Many of the girls have no running water in their homes, so they are used to outhouses and bathing under a small spigot of water. Oprah made sure the bathroom was perfect for every girl, from the showers to the vanities down to the bright orange, green-and-yellow tiles.
"The bathroom was one of my favorite parts," Lesego says. "At home we use little plastic tubs."
Because of their families' poverty, many of the girls do not eat regularly. Oprah makes sure they'll be well fed and that meals will always be a relaxing experience. She chooses the perfect china for her girls. "I believe that when you are surrounded by beauty, it inspires the beauty in you," Oprah says.
For the girls' first Christmas at the academy, Oprah teams up with party planner extraordinaire Colin Cowie—who is known for his attention to detail—to ensure that the girls have the most beautiful Christmas dinner possible.
"When we walked into the dining room, it was so beautiful," Lesego says. "Usually with my family we don't have Christmas trees because they're so expensive, and we had, like, this huge Christmas tree.
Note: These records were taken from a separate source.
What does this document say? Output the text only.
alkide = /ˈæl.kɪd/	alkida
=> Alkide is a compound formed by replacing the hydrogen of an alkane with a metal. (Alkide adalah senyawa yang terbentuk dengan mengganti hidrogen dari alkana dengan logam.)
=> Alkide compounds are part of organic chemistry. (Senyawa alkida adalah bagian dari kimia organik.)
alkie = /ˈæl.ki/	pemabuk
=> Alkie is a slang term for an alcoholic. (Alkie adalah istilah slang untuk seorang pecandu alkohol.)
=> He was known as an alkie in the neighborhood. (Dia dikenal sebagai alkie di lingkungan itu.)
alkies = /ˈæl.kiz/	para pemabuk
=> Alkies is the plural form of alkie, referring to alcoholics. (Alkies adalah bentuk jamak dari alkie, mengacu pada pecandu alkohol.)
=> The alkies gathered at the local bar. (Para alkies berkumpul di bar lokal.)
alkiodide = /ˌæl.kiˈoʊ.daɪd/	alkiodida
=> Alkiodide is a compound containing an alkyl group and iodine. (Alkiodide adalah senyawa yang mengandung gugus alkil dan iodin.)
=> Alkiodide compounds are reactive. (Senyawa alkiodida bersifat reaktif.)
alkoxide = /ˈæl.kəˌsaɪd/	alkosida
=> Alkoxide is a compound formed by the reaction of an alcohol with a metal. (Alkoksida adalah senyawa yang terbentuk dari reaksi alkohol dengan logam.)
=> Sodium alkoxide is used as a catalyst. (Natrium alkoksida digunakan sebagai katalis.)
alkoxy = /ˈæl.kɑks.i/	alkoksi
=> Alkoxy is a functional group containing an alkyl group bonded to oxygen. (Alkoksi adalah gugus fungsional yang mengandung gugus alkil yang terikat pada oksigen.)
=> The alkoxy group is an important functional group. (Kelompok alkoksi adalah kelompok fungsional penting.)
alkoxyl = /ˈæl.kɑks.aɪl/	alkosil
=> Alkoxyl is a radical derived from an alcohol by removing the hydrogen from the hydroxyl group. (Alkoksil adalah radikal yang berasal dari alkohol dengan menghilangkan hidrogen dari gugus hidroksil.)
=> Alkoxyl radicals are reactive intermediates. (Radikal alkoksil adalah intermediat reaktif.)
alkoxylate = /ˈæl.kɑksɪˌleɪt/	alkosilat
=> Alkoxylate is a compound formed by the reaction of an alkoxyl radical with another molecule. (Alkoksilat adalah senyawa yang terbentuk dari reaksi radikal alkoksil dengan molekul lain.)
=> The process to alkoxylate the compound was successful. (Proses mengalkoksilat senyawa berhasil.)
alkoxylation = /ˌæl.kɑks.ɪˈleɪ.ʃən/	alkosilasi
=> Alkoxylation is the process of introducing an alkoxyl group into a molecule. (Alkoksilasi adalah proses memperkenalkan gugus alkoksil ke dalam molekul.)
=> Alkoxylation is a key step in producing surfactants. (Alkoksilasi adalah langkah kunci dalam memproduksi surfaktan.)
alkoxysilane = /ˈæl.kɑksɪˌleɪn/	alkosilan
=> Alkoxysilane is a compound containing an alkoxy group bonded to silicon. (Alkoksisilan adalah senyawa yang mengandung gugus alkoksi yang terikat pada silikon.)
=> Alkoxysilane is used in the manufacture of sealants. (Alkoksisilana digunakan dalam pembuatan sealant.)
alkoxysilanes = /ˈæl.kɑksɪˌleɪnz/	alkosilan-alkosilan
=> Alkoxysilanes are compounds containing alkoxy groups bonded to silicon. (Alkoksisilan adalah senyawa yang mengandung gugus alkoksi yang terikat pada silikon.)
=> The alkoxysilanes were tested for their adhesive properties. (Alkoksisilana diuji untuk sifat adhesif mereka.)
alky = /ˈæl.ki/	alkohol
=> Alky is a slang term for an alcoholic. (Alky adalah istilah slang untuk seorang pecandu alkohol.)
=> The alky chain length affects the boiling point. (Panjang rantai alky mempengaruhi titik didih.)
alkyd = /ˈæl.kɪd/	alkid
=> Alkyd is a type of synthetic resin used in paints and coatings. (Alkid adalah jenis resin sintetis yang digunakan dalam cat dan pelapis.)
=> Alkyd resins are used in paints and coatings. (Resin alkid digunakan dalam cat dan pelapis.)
It looked stunning."
Oprah makes sure her girls have the best food possible, bringing in her favorite chef, Art Smith, to cook up a holiday feast the girls will never forget.
The art is breathtaking and the dorms are luxurious, but the most important detail Oprah saw to in the building of her dream school was the formation of a family. "I always dreamed of having a family and [at] this academy, I'll have friends that care for me and that love me," Eunice says.
"I've spent most of my life being hurt and being abandoned," Buhle says. "Being here makes me feel very much loved."
And Oprah's found that the love she put into all the details of the academy has returned to her tenfold. "I really felt like I was giving this school to you all, but what you have given me is so much more."